Translational readthrough, also known as stop codon readthrough, allows for the formation of proteins with an extended sequence which with our current knowledge of the genome are unknown and uncharacterized. Since proteins are often good candidates for drug targets, the more we know about the set of proteins in our bodies the better we are able to create new drugs. Identifying readthrough in humans could radically change our understanding of the cell and genomic expression. Translational readthrough gives the cell more control over the ratio between the two versions of the protein because it can be regulated at the translational level. Understanding what triggers readthrough could also prove useful in treating diseases such as cystic fibrosis and Duchenne muscular dystrophy which are caused by the premature termination of protein translation. Readthrough is a translation level event and therefore cannot be detected by genetic sequencing. Mass spectrometry is a powerful tool for protein identification, but it relies on databases of known protein sequences. To overcome these shortcomings, we created a custom database against which to compare the mass spectrometry data.
Methodology
Using human mRNA sequences from the UCSC Genome Browser, we created a custom protein database. The mRNA sequences were translated normally as well as with several translational level errors which can cause readthrough. This resulted in a large and extremely redundant database which then led to prohibitively long search times for the software. We took a novel approach in which a trypsin digestion was performed on each protein in silico and then we condensed down the resulting peptide list so that each peptide only appeared once. This resulted in a much smaller peptide database and consequently faster search times.
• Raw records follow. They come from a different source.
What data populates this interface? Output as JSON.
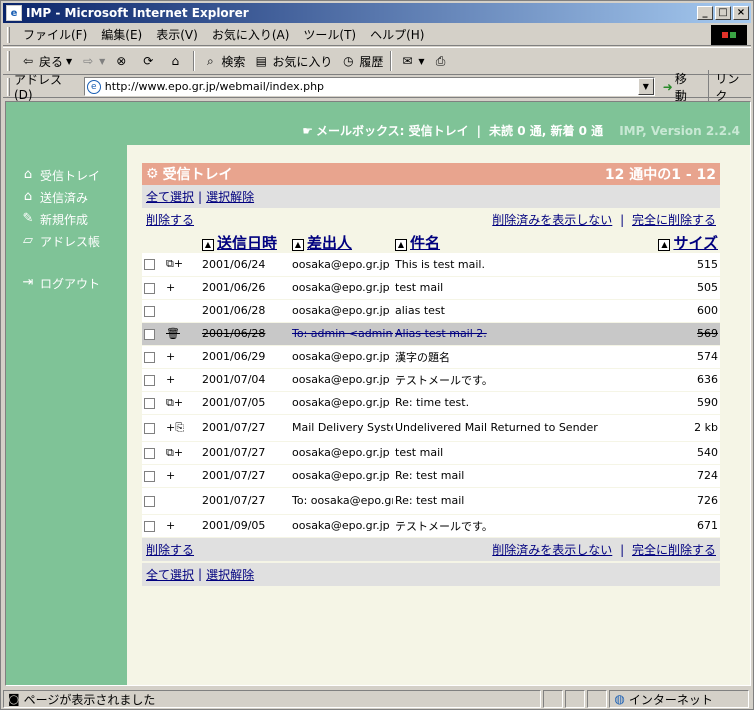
{
  "window": {
    "title": "IMP - Microsoft Internet Explorer"
  },
  "menu": [
    "ファイル(F)",
    "編集(E)",
    "表示(V)",
    "お気に入り(A)",
    "ツール(T)",
    "ヘルプ(H)"
  ],
  "toolbar": {
    "back": "戻る",
    "forward": "",
    "search": "検索",
    "favorites": "お気に入り",
    "history": "履歴"
  },
  "address": {
    "label": "アドレス(D)",
    "url": "http://www.epo.gr.jp/webmail/index.php",
    "go": "移動",
    "links": "リンク"
  },
  "topbar": {
    "mailbox_label": "メールボックス: 受信トレイ",
    "sep": "|",
    "unread": "未読 0 通, 新着 0 通",
    "version": "IMP, Version 2.2.4"
  },
  "nav": {
    "inbox": "受信トレイ",
    "sent": "送信済み",
    "compose": "新規作成",
    "addressbook": "アドレス帳",
    "logout": "ログアウト"
  },
  "mailbox": {
    "title": "受信トレイ",
    "count": "12 通中の1 - 12",
    "select_all": "全て選択",
    "deselect": "選択解除",
    "delete": "削除する",
    "hide_deleted": "削除済みを表示しない",
    "purge": "完全に削除する",
    "sep": "|",
    "columns": {
      "date": "送信日時",
      "from": "差出人",
      "subject": "件名",
      "size": "サイズ"
    },
    "messages": [
      {
        "flag": "⧉+",
        "date": "2001/06/24",
        "from": "oosaka@epo.gr.jp",
        "subject": "This is test mail.",
        "size": "515"
      },
      {
        "flag": "+",
        "date": "2001/06/26",
        "from": "oosaka@epo.gr.jp",
        "subject": "test mail",
        "size": "505"
      },
      {
        "flag": "",
        "date": "2001/06/28",
        "from": "oosaka@epo.gr.jp",
        "subject": "alias test",
        "size": "600"
      },
      {
        "flag": "🗑",
        "date": "2001/06/28",
        "from": "To: admin <admin@epo...",
        "subject": "Alias test mail 2.",
        "size": "569",
        "deleted": true
      },
      {
        "flag": "+",
        "date": "2001/06/29",
        "from": "oosaka@epo.gr.jp",
        "subject": "漢字の題名",
        "size": "574"
      },
      {
        "flag": "+",
        "date": "2001/07/04",
        "from": "oosaka@epo.gr.jp",
        "subject": "テストメールです。",
        "size": "636"
      },
      {
        "flag": "⧉+",
        "date": "2001/07/05",
        "from": "oosaka@epo.gr.jp",
        "subject": "Re: time test.",
        "size": "590"
      },
      {
        "flag": "+⎘",
        "date": "2001/07/27",
        "from": "Mail Delivery System",
        "subject": "Undelivered Mail Returned to Sender",
        "size": "2 kb",
        "tall": true
      },
      {
        "flag": "⧉+",
        "date": "2001/07/27",
        "from": "oosaka@epo.gr.jp",
        "subject": "test mail",
        "size": "540"
      },
      {
        "flag": "+",
        "date": "2001/07/27",
        "from": "oosaka@epo.gr.jp",
        "subject": "Re: test mail",
        "size": "724"
      },
      {
        "flag": "",
        "date": "2001/07/27",
        "from": "To: oosaka@epo.gr.jp",
        "subject": "Re: test mail",
        "size": "726",
        "tall": true
      },
      {
        "flag": "+",
        "date": "2001/09/05",
        "from": "oosaka@epo.gr.jp",
        "subject": "テストメールです。",
        "size": "671"
      }
    ]
  },
  "status": {
    "text": "ページが表示されました",
    "zone": "インターネット"
  }
}
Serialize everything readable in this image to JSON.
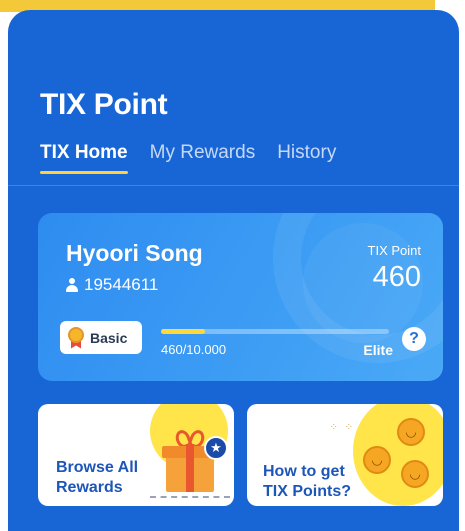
{
  "header": {
    "title": "TIX Point"
  },
  "tabs": [
    {
      "label": "TIX Home",
      "active": true
    },
    {
      "label": "My Rewards",
      "active": false
    },
    {
      "label": "History",
      "active": false
    }
  ],
  "member_card": {
    "name": "Hyoori Song",
    "member_id": "19544611",
    "point_label": "TIX Point",
    "point_value": "460",
    "tier": "Basic",
    "progress_text": "460/10.000",
    "progress_fraction": 0.046,
    "next_tier": "Elite",
    "help_symbol": "?"
  },
  "promos": [
    {
      "line1": "Browse All",
      "line2": "Rewards",
      "icon": "gift-icon"
    },
    {
      "line1": "How to get",
      "line2": "TIX Points?",
      "icon": "coins-icon"
    }
  ],
  "colors": {
    "app_background": "#1866d6",
    "card_gradient_start": "#2e8cf0",
    "tab_underline": "#ffd23c",
    "promo_text": "#1d56b9",
    "progress_fill": "#ffd83b"
  }
}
A dataset consisting of 2,212 mass spectrometry files from across the human proteome was downloaded from the PRIDE Archive (PXD000561) and searched. We used the freely available programs MSGF+, X!Tandem, and OMSSA to search the mass spectrometry files. A decoy database was searched concurrently to help determine the statistical significance of each identification. After searching, the results from the three search engines were pooled together and a false discovery rate of 1% was set. The resulting peptides were then matched back to the proteins they could have originated from. After the protein inference was performed, we filtered the list so that readthrough proteins were only kept if their normal parent sequence was also identified.
Results
After correcting for redundancies, 620 unique readthrough protein candidates were found with 64 of those appearing in at least ten samples. Aligning the protein and mRNA sequences did not reveal any common sequences. Previous studies show that some stop codons, such as UGA, are more likely than others to undergo readthrough, but our study showed no deviation from what would normally be expected in the cell.
Discussion
Mass spectrometry is a powerful tool used in protein identification, but only those proteins which are found in a database can be identified from the mass spectra. Although the spectra for readthrough proteins may already be present in previously obtained data, the proteins remain unidentified due to the absence of their sequences in existing databases. By predicting the sequences of readthrough proteins, we created a database targeted to the identification of readthrough proteins. This is the first attempt at using mass spectrometry to identify translational readthrough without prior knowledge of which proteins are undergoing readthrough. Our approach allows for fast identification of readthrough without the need for specialized, targeted assays.
Conclusion
The proteins identified by this study serve as a starting point for further research into translational readthrough and serve as targets for future studies to verify their existence and determine their function. We are now able to search any human dataset for translational readthrough and our approach can easily be extended to any organism for which a genomic sequence exists. The implications of readthrough in human development and disease such as cancer can now be studied on a much broader scale.